860 г. Осада русскими Царьграда

18 июня 860 года, две сотни русских кораблей появились под Константинополем и начали жестокий набег, продлившийся более месяца. Одно из первых событий русской истории является, как ни парадоксально, одним из наиболее задокументированных.

Исследователи насчитали 12 уникальных зарубежных источников, рассказывающих об этом событии – гомилии и послания Патриарха Фотия, послание папы Николая III, хроники Симеона Логофета и Продолжателя Феофана и восходящие к ней тексты Скилицы, Зонары и многих других, венецианские хроники и многое другое, а наряду с ними две древних русских летописи – “Новгородская первая летопись” (опирающаяся на византийские хроники) и “Повесть временных лет”, в которой в рассказ о походе Руси на Царьград вплетены легендарные Аскольд и Дир.

Но самым ценным источником об этом набеге русов являются, конечно, гомилии святого патриарха Фотия – богослова, проповедника, книжника, миссионера, одного из отцов-основателей православной цивилизации и первого крестителя Руси. Между тем ни в исторических исследования, ни в научно-популярной литературе его свидетельству о Руси не уделяется достаточного внимания. Непонятно почему.

Да, Фотий описывает жестокости, творимые нашими далекими предками, но такие же жестокости творило и языческое войско князя Святослава, а на них историки останавливаются достаточно подробно. Скорее, дело в том, что события 860 года, “за два года до Рюрика”, вызывают у загипнотизированных датой “862 год” историков растерянность. Не укладываются в привычные схемы русской истории.
Ну так именно же святитель Фотий позволяет нам приподнять завесу над Русью той эпохи.

“Народ незаметный, народ, не бравшийся в расчет, народ, причисляемый к рабам, безвестный – но получивший имя от похода на нас, неприметный – но ставший значительным, низменный и беспомощный – но взошедший на вершину блеска и богатства; народ, поселившийся где-то далеко от нас, варварский, кочующий, имеющий дерзость в качестве оружия, беспечный, неуправляемый, без военачальника, такою толпой, столь стремительно нахлынул, будто морская волна, на наши пределы и, будто дикий зверь, объел как солому или ниву населяющих эту землю, – о кара, обрушившаяся на нас по попущению!”
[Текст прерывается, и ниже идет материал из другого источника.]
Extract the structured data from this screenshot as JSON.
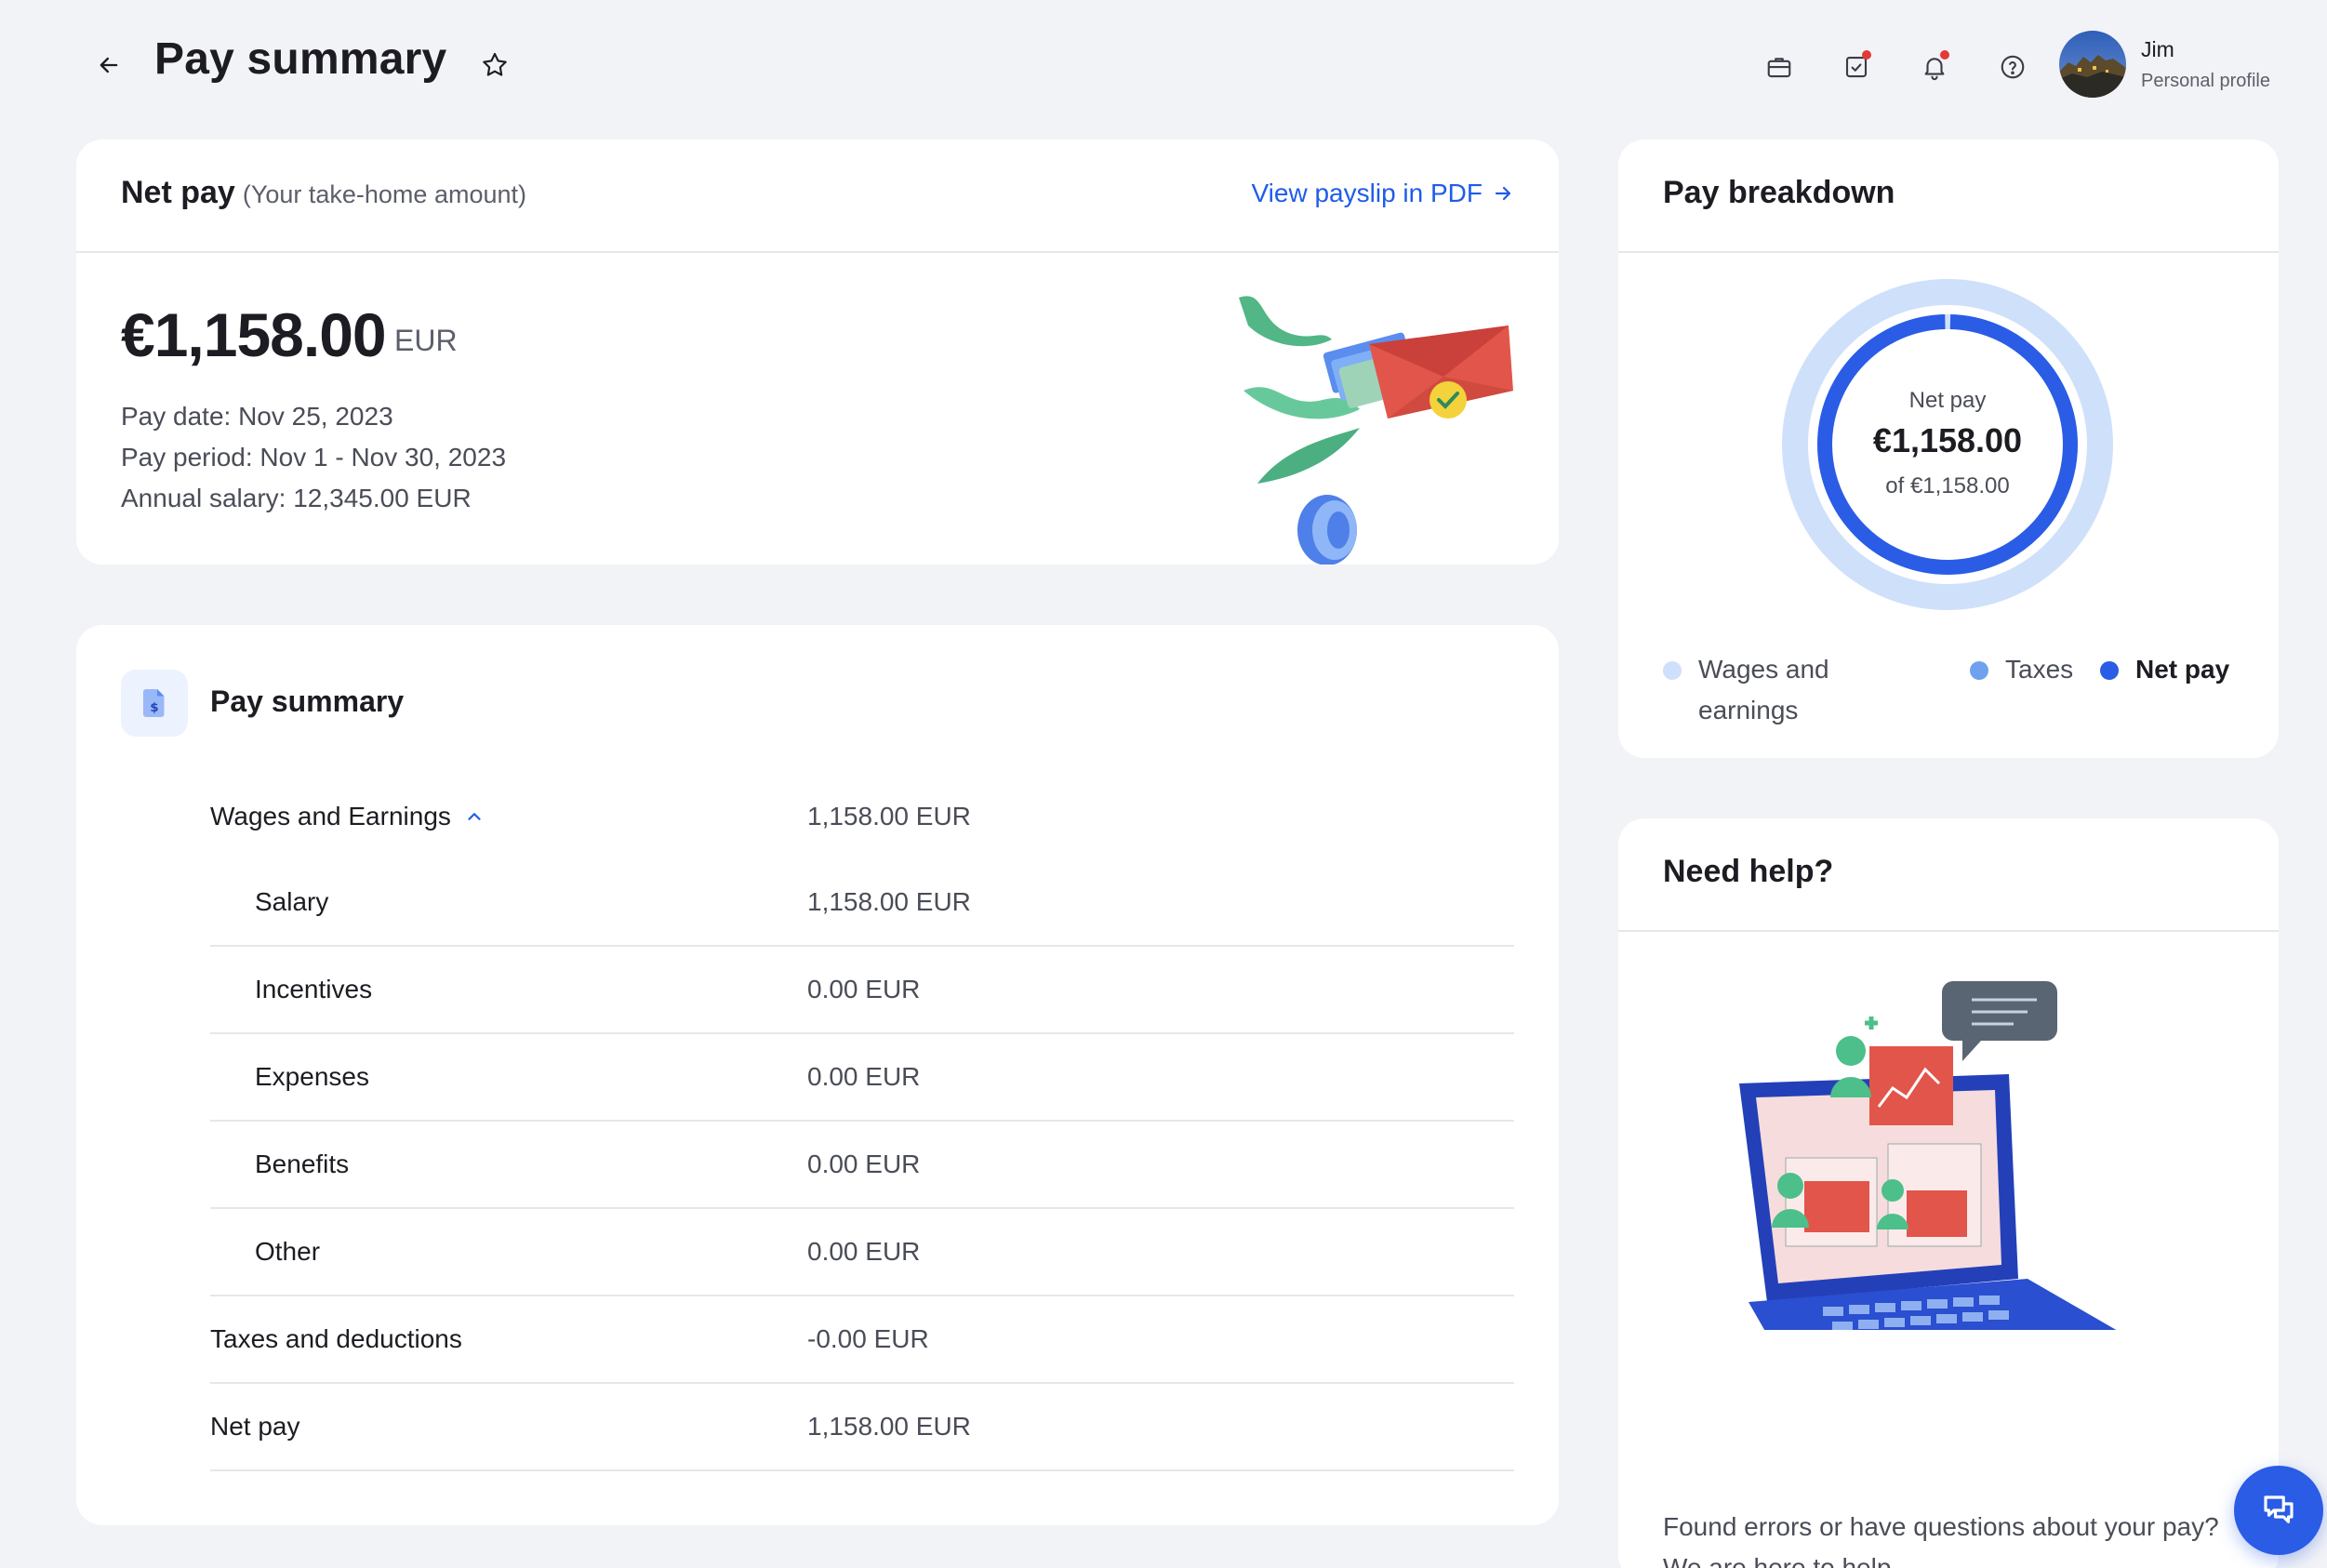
{
  "header": {
    "title": "Pay summary",
    "user": {
      "name": "Jim",
      "subtitle": "Personal profile"
    }
  },
  "net_pay": {
    "title": "Net pay",
    "subtitle": "(Your take-home amount)",
    "pdf_link": "View payslip in PDF",
    "amount": "€1,158.00",
    "currency": "EUR",
    "pay_date": "Pay date: Nov 25, 2023",
    "pay_period": "Pay period: Nov 1 - Nov 30, 2023",
    "annual_salary": "Annual salary: 12,345.00 EUR"
  },
  "summary": {
    "title": "Pay summary",
    "wages": {
      "label": "Wages and Earnings",
      "value": "1,158.00 EUR"
    },
    "items": [
      {
        "label": "Salary",
        "value": "1,158.00 EUR"
      },
      {
        "label": "Incentives",
        "value": "0.00 EUR"
      },
      {
        "label": "Expenses",
        "value": "0.00 EUR"
      },
      {
        "label": "Benefits",
        "value": "0.00 EUR"
      },
      {
        "label": "Other",
        "value": "0.00 EUR"
      }
    ],
    "taxes": {
      "label": "Taxes and deductions",
      "value": "-0.00 EUR"
    },
    "net": {
      "label": "Net pay",
      "value": "1,158.00 EUR"
    }
  },
  "breakdown": {
    "title": "Pay breakdown",
    "center_label": "Net pay",
    "center_amount": "€1,158.00",
    "center_total": "of €1,158.00",
    "net_fraction": 1.0,
    "legend": [
      {
        "label": "Wages and earnings",
        "color": "#cfe0fb"
      },
      {
        "label": "Taxes",
        "color": "#6ea2ee"
      },
      {
        "label": "Net pay",
        "color": "#2a5ce6"
      }
    ]
  },
  "help": {
    "title": "Need help?",
    "text": "Found errors or have questions about your pay? We are here to help."
  },
  "colors": {
    "accent": "#2a5ce6",
    "link": "#1f5ce8",
    "ring_light": "#cfe0fb"
  }
}
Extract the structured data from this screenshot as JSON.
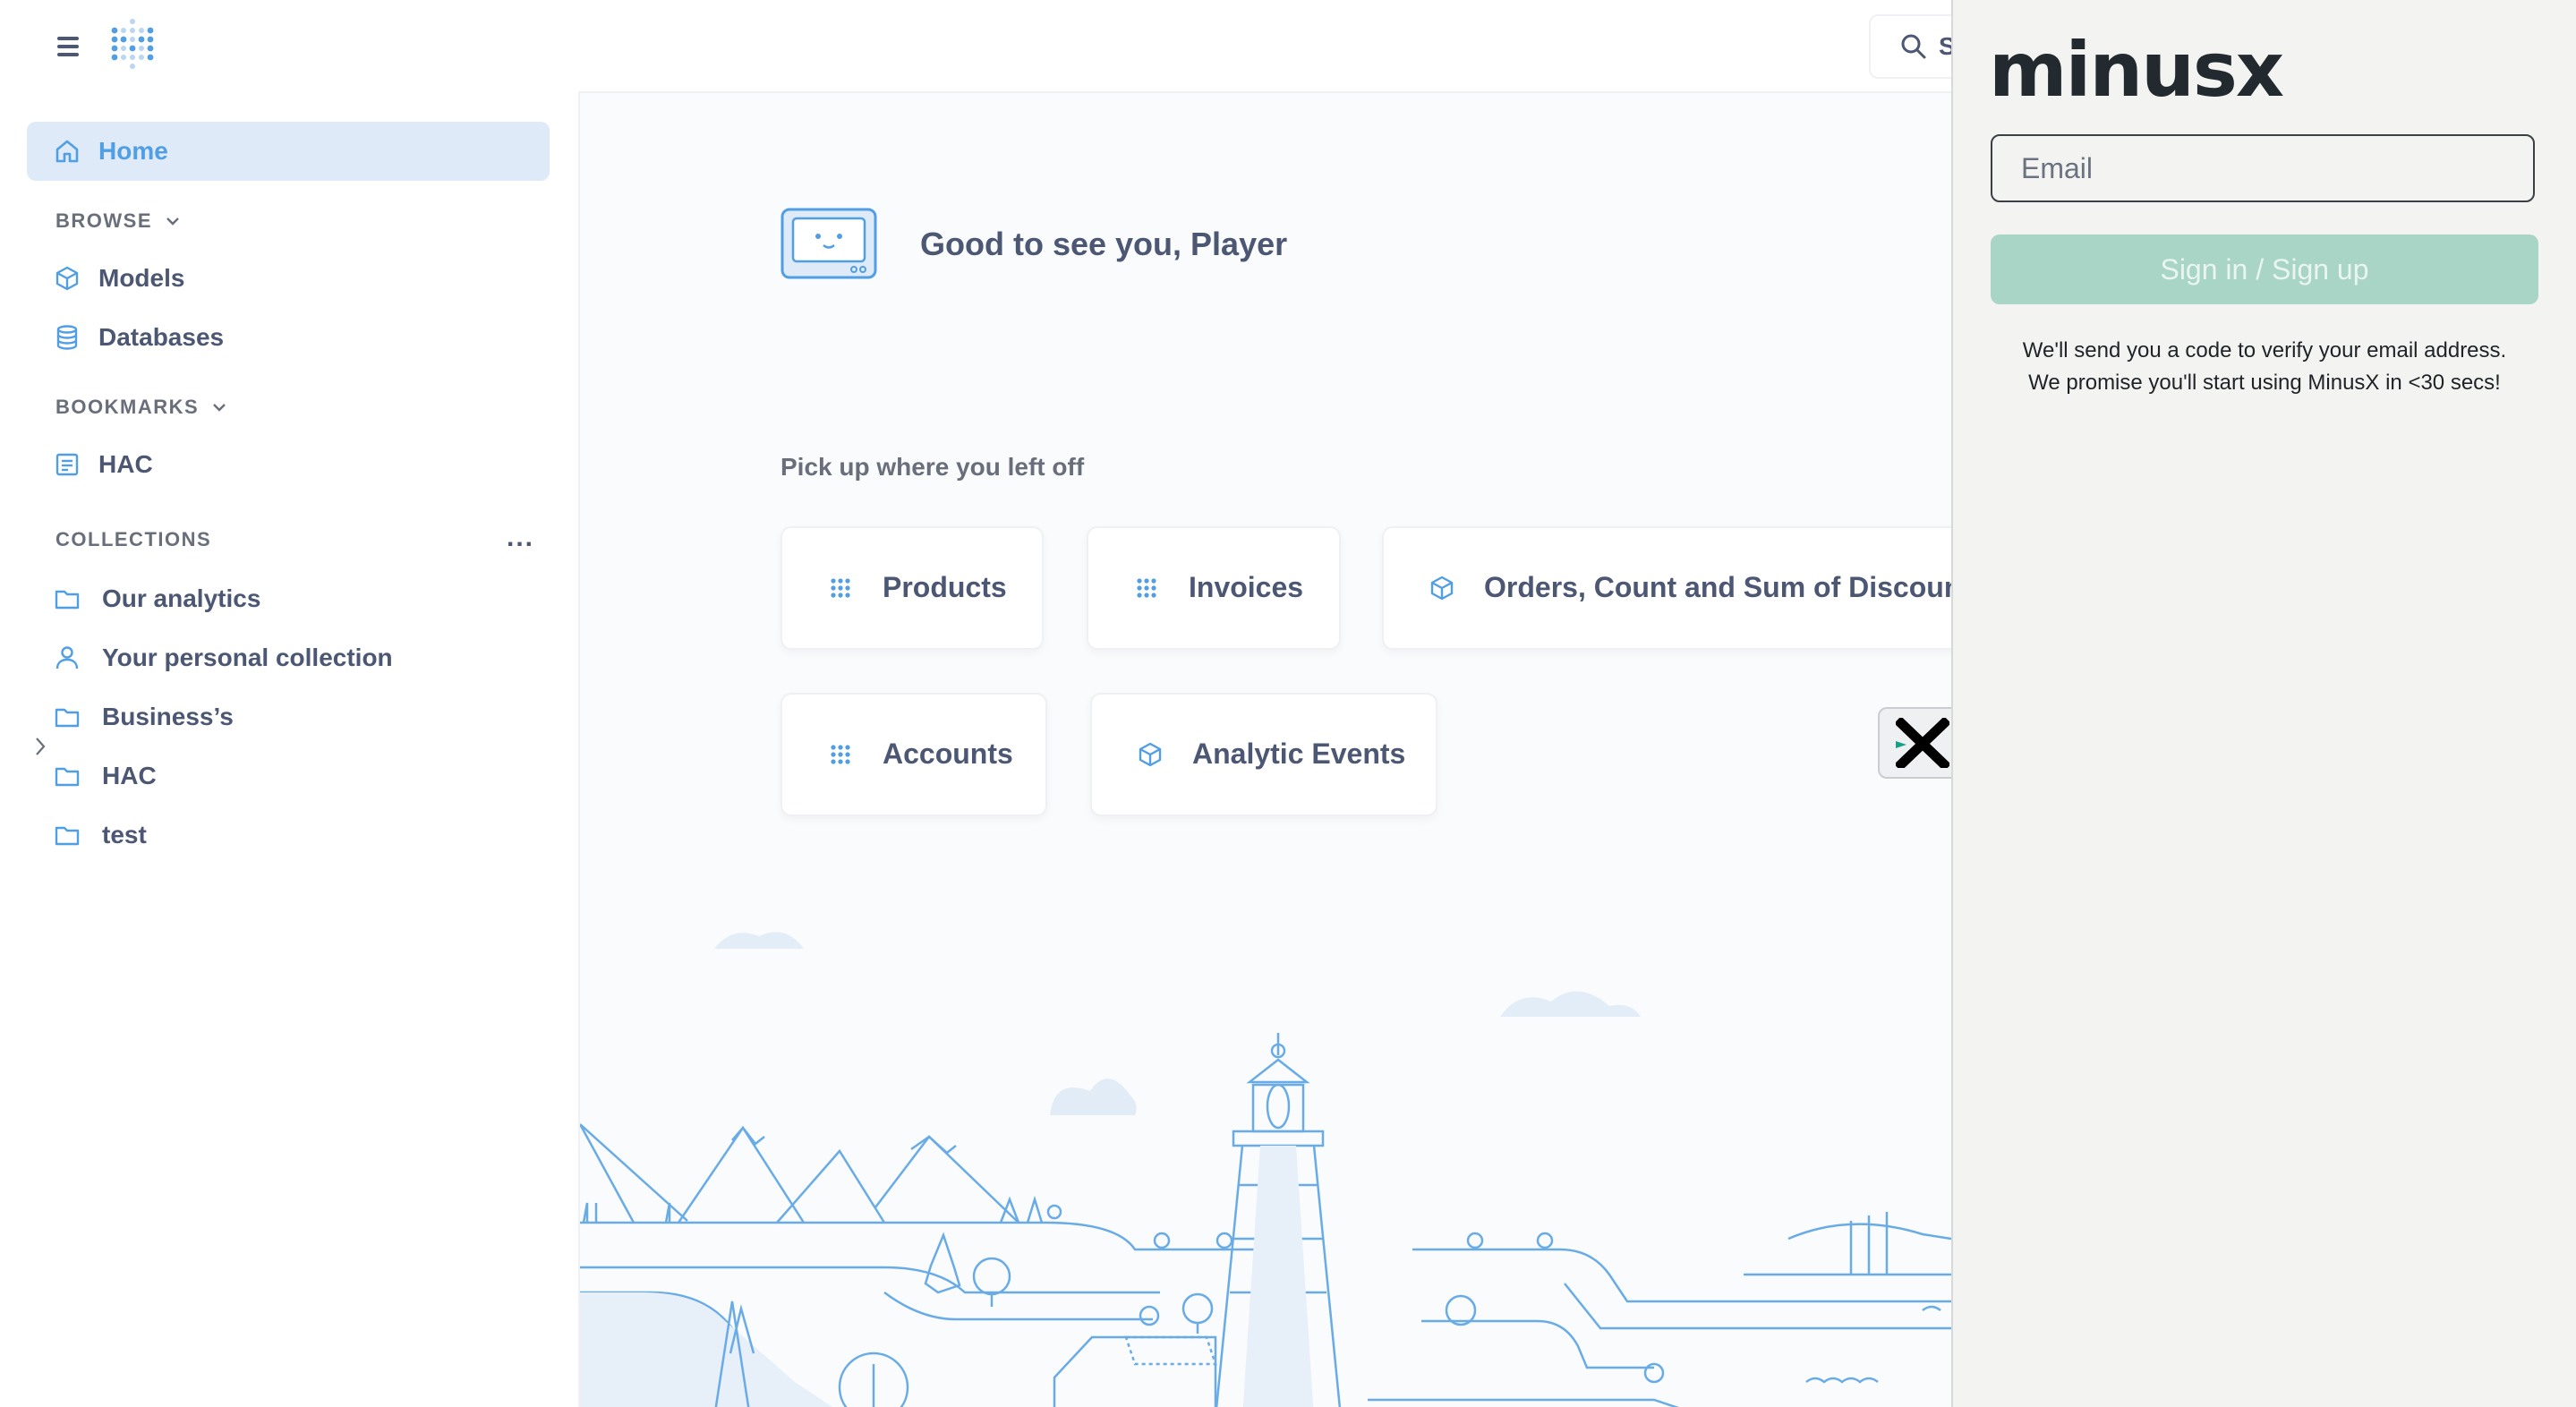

Внезапность, потрясение, опасность с моря.

“Знаком ли вам тот час, невыносимый и горький, когда надвинулись на вас варварские корабли, дыша свирепостью, дикостью и убийством; когда тихое и спокойное море раскинулось гладью, предоставляя им удобное и приятное плаванье, а на нас, бушуя, вздыбило волны войны; когда мимо города проплывали они, неся и являя плывущих на них с протянутыми мечами и словно грозя городу смертью от меча…”.

За годы до того как в наши летописи входит Рюрик, впечатление от нашествия Руси – это впечатление от набега викингов. С другой стороны, в первой гомилии Фотий говорит о войске “безначальном и рабским образом снаряженном”, что отсылает скорее к византийским описаниям славян в предшествующие века.
Но каково бы ни было соотношение славянского и варяжского начала в русской истории – не с Рюрика оно установилось, а раньше. Ведь и Фотий лишь для риторического преувеличения говорит о безвестности и незначительности Руси, ведь русские послы к Людовику пришли именно из Константинополя, от императора Феофила, а, значит, Русь византийцам была хорошо известна и, мало того, имела дружеские отношения с ними, пока какая-то причина не привела к конфликту.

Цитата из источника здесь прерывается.